Het Hof Amsterdam heeft onlangs uitspraak gedaan in een (sinds 2003 lopende) zaak tussen de Centrale Spelersraad, Vereniging van Contractspelers en ProProf tegen de KNVB-clubs.
Het ging in deze zaak om de vergoedingen die voetbalclubs ontvangen van omroeporganisaties en commerciële televisiestations voor het via de televisie uitzenden van wedstrijden. De voetballers stelden daarvoor dat voor het gebruik van hun portret aanspraak zouden hebben op een percentage van de vergoedingen.
Het hof overwoog dat een geportretteerde zich in principe kan verzetten tegen het (zonder toestemming) gebruik maken van zijn portret. Voorwaarde daarvoor is dat hij daarbij een redelijk belang moet hebben waarvoor het recht van meningsuiting en informatievrijheid moet wijken.
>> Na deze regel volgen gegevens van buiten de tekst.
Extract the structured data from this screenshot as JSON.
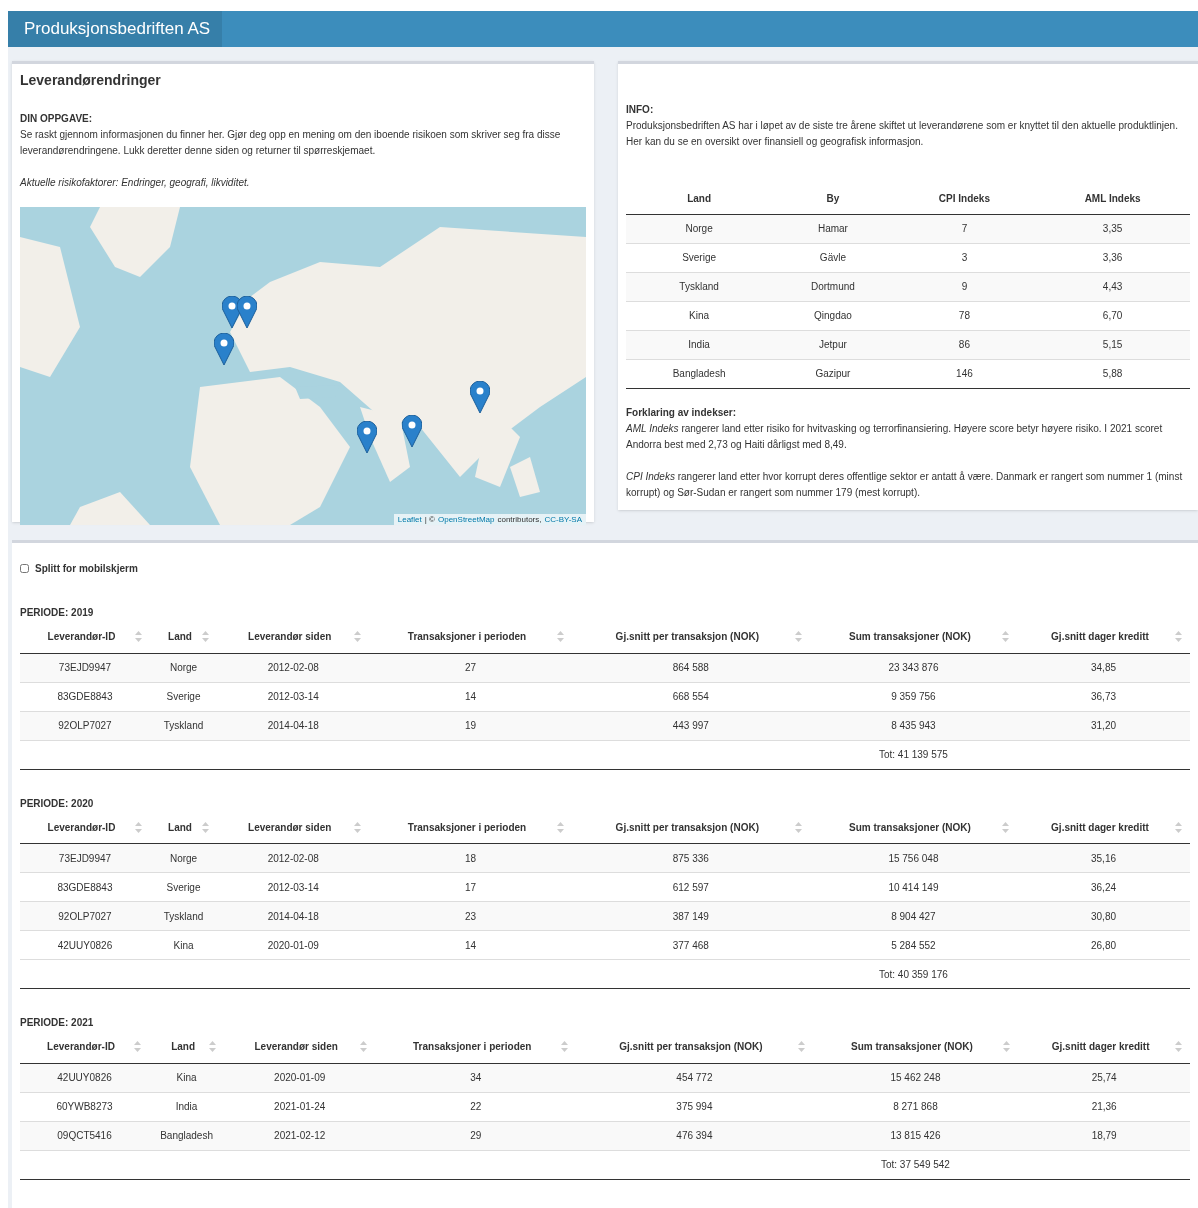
{
  "header": {
    "title": "Produksjonsbedriften AS"
  },
  "task_panel": {
    "title": "Leverandørendringer",
    "heading": "DIN OPPGAVE:",
    "text": "Se raskt gjennom informasjonen du finner her. Gjør deg opp en mening om den iboende risikoen som skriver seg fra disse leverandørendringene. Lukk deretter denne siden og returner til spørreskjemaet.",
    "risk_factors": "Aktuelle risikofaktorer: Endringer, geografi, likviditet.",
    "map": {
      "kind": "picture",
      "attribution": [
        {
          "text": "Leaflet",
          "link": true
        },
        {
          "text": "| ©",
          "link": false
        },
        {
          "text": "OpenStreetMap",
          "link": true
        },
        {
          "text": "contributors,",
          "link": false
        },
        {
          "text": "CC-BY-SA",
          "link": true
        }
      ]
    }
  },
  "info_panel": {
    "heading": "INFO:",
    "text": "Produksjonsbedriften AS har i løpet av de siste tre årene skiftet ut leverandørene som er knyttet til den aktuelle produktlinjen. Her kan du se en oversikt over finansiell og geografisk informasjon.",
    "table": {
      "columns": [
        "Land",
        "By",
        "CPI Indeks",
        "AML Indeks"
      ],
      "rows": [
        [
          "Norge",
          "Hamar",
          "7",
          "3,35"
        ],
        [
          "Sverige",
          "Gävle",
          "3",
          "3,36"
        ],
        [
          "Tyskland",
          "Dortmund",
          "9",
          "4,43"
        ],
        [
          "Kina",
          "Qingdao",
          "78",
          "6,70"
        ],
        [
          "India",
          "Jetpur",
          "86",
          "5,15"
        ],
        [
          "Bangladesh",
          "Gazipur",
          "146",
          "5,88"
        ]
      ]
    },
    "legend_heading": "Forklaring av indekser:",
    "legend": [
      "*AML Indeks* rangerer land etter risiko for hvitvasking og terrorfinansiering. Høyere score betyr høyere risiko. I 2021 scoret Andorra best med 2,73 og Haiti dårligst med 8,49.",
      "*CPI Indeks* rangerer land etter hvor korrupt deres offentlige sektor er antatt å være. Danmark er rangert som nummer 1 (minst korrupt) og Sør-Sudan er rangert som nummer 179 (mest korrupt)."
    ]
  },
  "mobile_split": {
    "label": "Splitt for mobilskjerm",
    "checked": false
  },
  "periods": [
    {
      "title": "PERIODE: 2019",
      "columns": [
        "Leverandør-ID",
        "Land",
        "Leverandør siden",
        "Transaksjoner i perioden",
        "Gj.snitt per transaksjon (NOK)",
        "Sum transaksjoner (NOK)",
        "Gj.snitt dager kreditt"
      ],
      "rows": [
        [
          "73EJD9947",
          "Norge",
          "2012-02-08",
          "27",
          "864 588",
          "23 343 876",
          "34,85"
        ],
        [
          "83GDE8843",
          "Sverige",
          "2012-03-14",
          "14",
          "668 554",
          "9 359 756",
          "36,73"
        ],
        [
          "92OLP7027",
          "Tyskland",
          "2014-04-18",
          "19",
          "443 997",
          "8 435 943",
          "31,20"
        ]
      ],
      "total": "Tot: 41 139 575"
    },
    {
      "title": "PERIODE: 2020",
      "columns": [
        "Leverandør-ID",
        "Land",
        "Leverandør siden",
        "Transaksjoner i perioden",
        "Gj.snitt per transaksjon (NOK)",
        "Sum transaksjoner (NOK)",
        "Gj.snitt dager kreditt"
      ],
      "rows": [
        [
          "73EJD9947",
          "Norge",
          "2012-02-08",
          "18",
          "875 336",
          "15 756 048",
          "35,16"
        ],
        [
          "83GDE8843",
          "Sverige",
          "2012-03-14",
          "17",
          "612 597",
          "10 414 149",
          "36,24"
        ],
        [
          "92OLP7027",
          "Tyskland",
          "2014-04-18",
          "23",
          "387 149",
          "8 904 427",
          "30,80"
        ],
        [
          "42UUY0826",
          "Kina",
          "2020-01-09",
          "14",
          "377 468",
          "5 284 552",
          "26,80"
        ]
      ],
      "total": "Tot: 40 359 176"
    },
    {
      "title": "PERIODE: 2021",
      "columns": [
        "Leverandør-ID",
        "Land",
        "Leverandør siden",
        "Transaksjoner i perioden",
        "Gj.snitt per transaksjon (NOK)",
        "Sum transaksjoner (NOK)",
        "Gj.snitt dager kreditt"
      ],
      "rows": [
        [
          "42UUY0826",
          "Kina",
          "2020-01-09",
          "34",
          "454 772",
          "15 462 248",
          "25,74"
        ],
        [
          "60YWB8273",
          "India",
          "2021-01-24",
          "22",
          "375 994",
          "8 271 868",
          "21,36"
        ],
        [
          "09QCT5416",
          "Bangladesh",
          "2021-02-12",
          "29",
          "476 394",
          "13 815 426",
          "18,79"
        ]
      ],
      "total": "Tot: 37 549 542"
    }
  ]
}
In deze zaak was van belang dat de openbaarmaking van de beelden van de wedstrijden inherent is aan het beroep van profvoetballer en de belangstelling van het publiek daarvoor. Het hof vond in dit geval factoren als algemene nieuwswaarde en informatie aan het publiek van groot belang. De voetballers verzetten zich voornamelijk op grond van commerciële motieven tegen het gebruik van hun portret. Het hof oordeelde dat dat belang in dit geval niet voldoende was, omdat de (hoofdzakelijk) professionele voetballers een vast inkomen ontvangen voor hun deelname aan de uitgezonden voetbalwedstrijden. De uitgezonden beelden hadden bovendien betrekking op de voetballers als onderdeel van hun team, en zijn waren niet van invloed op de “individuele exploitatiemogelijkheden van de verzilverbare populariteit” van de afzonderlijke voetballers. De vordering van de profvoetballers werd dan ook afgewezen.
Zie voor het arrest hier.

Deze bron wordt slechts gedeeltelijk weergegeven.